The Gurkha Khukri – A Saga of Snow, Steel, Blood and Sacrifice

Posted March 9, 2014 by admin in Sacred Weapons

While there are several legends about the origin of this blade called the Khukri, what is know is that origin of this blade lies in Nepal. Some say it was originated from a form of knife first used by the Mallas who came to power in Nepal in the 13th Century.

There are some Kukris displayed on the walls of National Museum at Chhauni in Kathmandu which are 500 years old or even more among them one belonged to Drabya Shah, the founder king of the kingdom of Gorkha, in 1627 AD. But the some facts shows that the Kukri’s history is centuries old then this. But other suggest that the Kukri was first used by Kiratis who came to power in Nepal before Lichchhavi age, about 7th Century.

Whatever may be the facts of how and when it was made, Kukri is the national knife of Nepal, originated in ancient times. More than being just a reverted and effective weapon, however, the kukri is also the peaceful all- purpose knife of the hill people of Nepal. It is a versatile working tool and therefore an indispensable possession of almost every household. Moreover, apart from the fact that the kukri symbolizes bravery and valor and is a Nepalese Hindu cultural icon.

One unique thing that makes one swallow his fear is the notch just before the start of the blade. What it really did and still does is to interrupt the blood flow to the handle and to let it drip to the soil so one can maintain grip during battle.

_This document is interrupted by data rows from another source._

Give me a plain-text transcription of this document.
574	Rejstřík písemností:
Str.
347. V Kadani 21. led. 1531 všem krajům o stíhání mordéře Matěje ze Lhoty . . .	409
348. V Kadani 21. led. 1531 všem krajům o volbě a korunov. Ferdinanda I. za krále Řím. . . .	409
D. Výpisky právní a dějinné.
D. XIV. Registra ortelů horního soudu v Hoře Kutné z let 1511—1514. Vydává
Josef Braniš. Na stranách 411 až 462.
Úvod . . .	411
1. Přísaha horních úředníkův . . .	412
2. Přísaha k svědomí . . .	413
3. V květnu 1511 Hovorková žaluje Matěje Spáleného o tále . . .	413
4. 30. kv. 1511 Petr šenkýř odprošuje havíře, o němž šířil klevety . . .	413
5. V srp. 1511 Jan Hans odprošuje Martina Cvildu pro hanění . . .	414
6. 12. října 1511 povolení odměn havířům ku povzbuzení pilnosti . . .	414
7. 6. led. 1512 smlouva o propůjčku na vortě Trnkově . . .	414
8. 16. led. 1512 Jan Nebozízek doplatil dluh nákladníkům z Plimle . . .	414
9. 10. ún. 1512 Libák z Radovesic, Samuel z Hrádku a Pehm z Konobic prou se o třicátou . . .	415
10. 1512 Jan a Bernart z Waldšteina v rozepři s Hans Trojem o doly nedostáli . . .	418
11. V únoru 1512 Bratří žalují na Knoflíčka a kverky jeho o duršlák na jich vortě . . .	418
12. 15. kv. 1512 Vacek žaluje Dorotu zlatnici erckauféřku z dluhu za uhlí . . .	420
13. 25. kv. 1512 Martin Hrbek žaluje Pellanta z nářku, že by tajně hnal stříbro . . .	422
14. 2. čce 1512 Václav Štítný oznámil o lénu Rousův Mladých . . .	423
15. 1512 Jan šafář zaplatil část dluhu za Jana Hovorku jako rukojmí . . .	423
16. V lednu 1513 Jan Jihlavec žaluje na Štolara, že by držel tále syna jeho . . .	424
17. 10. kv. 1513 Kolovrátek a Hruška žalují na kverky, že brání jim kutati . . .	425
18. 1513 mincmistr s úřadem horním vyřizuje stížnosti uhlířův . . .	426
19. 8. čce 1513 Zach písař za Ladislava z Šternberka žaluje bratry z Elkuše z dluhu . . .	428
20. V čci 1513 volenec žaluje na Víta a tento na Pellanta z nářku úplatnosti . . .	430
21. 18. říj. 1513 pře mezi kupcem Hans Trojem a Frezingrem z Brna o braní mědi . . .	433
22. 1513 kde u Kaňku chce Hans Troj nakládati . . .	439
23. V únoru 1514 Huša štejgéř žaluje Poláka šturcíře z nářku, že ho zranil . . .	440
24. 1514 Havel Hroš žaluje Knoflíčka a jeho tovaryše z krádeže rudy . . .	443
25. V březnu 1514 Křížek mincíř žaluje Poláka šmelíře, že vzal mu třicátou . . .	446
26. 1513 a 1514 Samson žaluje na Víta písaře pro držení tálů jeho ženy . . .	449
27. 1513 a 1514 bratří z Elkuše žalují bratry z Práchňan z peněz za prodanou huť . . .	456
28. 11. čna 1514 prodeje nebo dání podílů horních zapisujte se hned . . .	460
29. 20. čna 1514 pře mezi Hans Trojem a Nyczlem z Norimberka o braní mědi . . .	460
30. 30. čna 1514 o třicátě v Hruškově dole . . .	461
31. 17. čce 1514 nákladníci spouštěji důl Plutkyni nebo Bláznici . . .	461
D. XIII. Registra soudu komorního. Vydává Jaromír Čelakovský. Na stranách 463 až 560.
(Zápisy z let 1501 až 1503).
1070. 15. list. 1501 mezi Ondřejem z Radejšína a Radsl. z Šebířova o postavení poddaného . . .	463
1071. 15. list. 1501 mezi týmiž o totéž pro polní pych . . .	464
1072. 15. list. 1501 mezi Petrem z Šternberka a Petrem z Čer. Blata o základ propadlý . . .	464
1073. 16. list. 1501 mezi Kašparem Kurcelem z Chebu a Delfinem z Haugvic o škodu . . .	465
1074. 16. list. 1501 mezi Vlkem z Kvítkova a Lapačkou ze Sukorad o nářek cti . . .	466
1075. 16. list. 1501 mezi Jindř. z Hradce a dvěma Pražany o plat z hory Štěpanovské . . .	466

The distinctive indentation serves the practical purpose of preventing blood running down handle but also has a religious significance as at Dashain, the Hindu religious festival, a ceremonial version of the kukri, (a konra) is used to sever the head of an animal in one blow. A clean cut signifies good luck and wellbeing for those attending the ceremony.

Made by the Nepalese Kami clan of blacksmiths, an average kukri is 14-16 inches in length with a steel blade and a wooden, bone or metal curved handle. Its compact size means less metal is used in its manufacture than a conventional sword.

The sheath of the khukri is usually made with wild buffalo skin . Blade is always full tang and is attached to the hilt/handle , which is made with buffalo bone for its ability to be a good insulator of shocks received which laying blows. On the bottom side of the khukhri is carved out the symbol of the Hindu Goddess Kali, the primary deity of Hindus who is invoked during war. The typical Gurkha war cry is “Jai Bhadrakali, Aayoo Gurkhali”.

The symbol in the center of the shealth as shown in the picture represents the Vajra, the weapon of Indra crafted by the bones of the Rishi Dadhichi, and the three smaller circular symbols represent the tridevi – Durga, Saraswati and Lakshmi.